Yes, actually, I think reuse cmpxchg_double_slab() here is more concise 
in code. I'm already finish this part of code, but hesitating whether to 
replace cmpxchg_double_slab().
> 
>> If I make mistakes for your words, please let me know.
>> Thanks!
>>>
>>> What about against allocating cpus? More tricky as those will currently end
>>> up privatizing the freelist via get_partial(), only to deactivate it again,
>>> so our list_lock+slab_lock in freeing path would not protect in the
>>> meanwhile. But the allocation is currently very inefficient for debug
>>> caches, as in get_partial() it will take the list_lock to take the slab from
>>> partial list and then in most cases again in deactivate_slab() to return it.

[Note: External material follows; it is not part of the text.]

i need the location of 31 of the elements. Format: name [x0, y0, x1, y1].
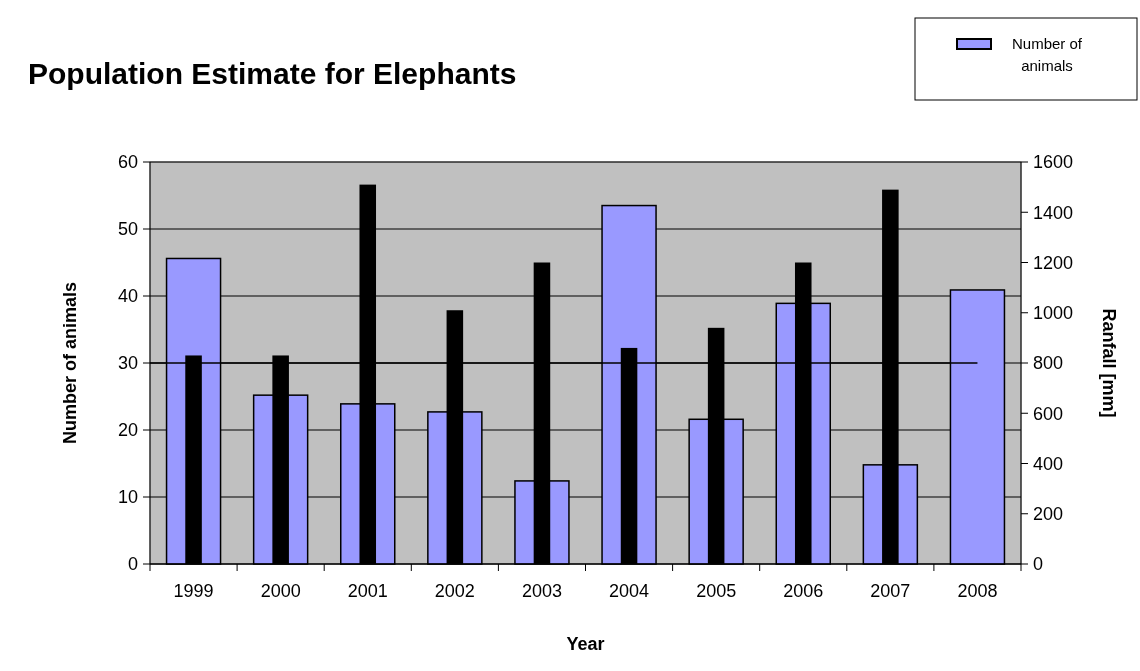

>> It seems that I need speed some time to eat these words. Anyway, thanks.
>>>
>>> If instead the allocation path for kmem_cache_debug() cache would take a
>>> single object from the partial list (not whole freelist) under list_lock, it
>>> would be ultimately more efficient, and protect against freeing using
>>> list_lock. Sounds like an idea worth trying to me?
>>
>> Hyeonggon had a similar advice that split freeing and allocating slab from
>> debugging, likes below:
>>
>>
>> __slab_alloc() {
>>      if (kmem_cache_debug(s))
>>          slab_alloc_debug()
>>      else
>>          ___slab_alloc()
>> }
>>
>> I guess that above code aims to solve your mentioned problem (idea)?
>>
>> slab_free() {
>>      if (kmem_cache_debug(s))
>>          slab_free_debug()
>>      else
>>          __do_slab_free()
>> }
>>
>> Currently, I only modify the code of freeing slab to fix the confusing
>> messages of "slabinfo -v". If you agree, I can try to realize above
>> mentioned slab_alloc_debug() code. Maybe it's also a challenge to me.
> 
> I already started working on this approach and hope to post a RFC soon.
OK, that's great.
> 
>> Thanks for your time.
>>
>>> And of course we would stop creating the 'validate' sysfs files for
>>> non-debug caches.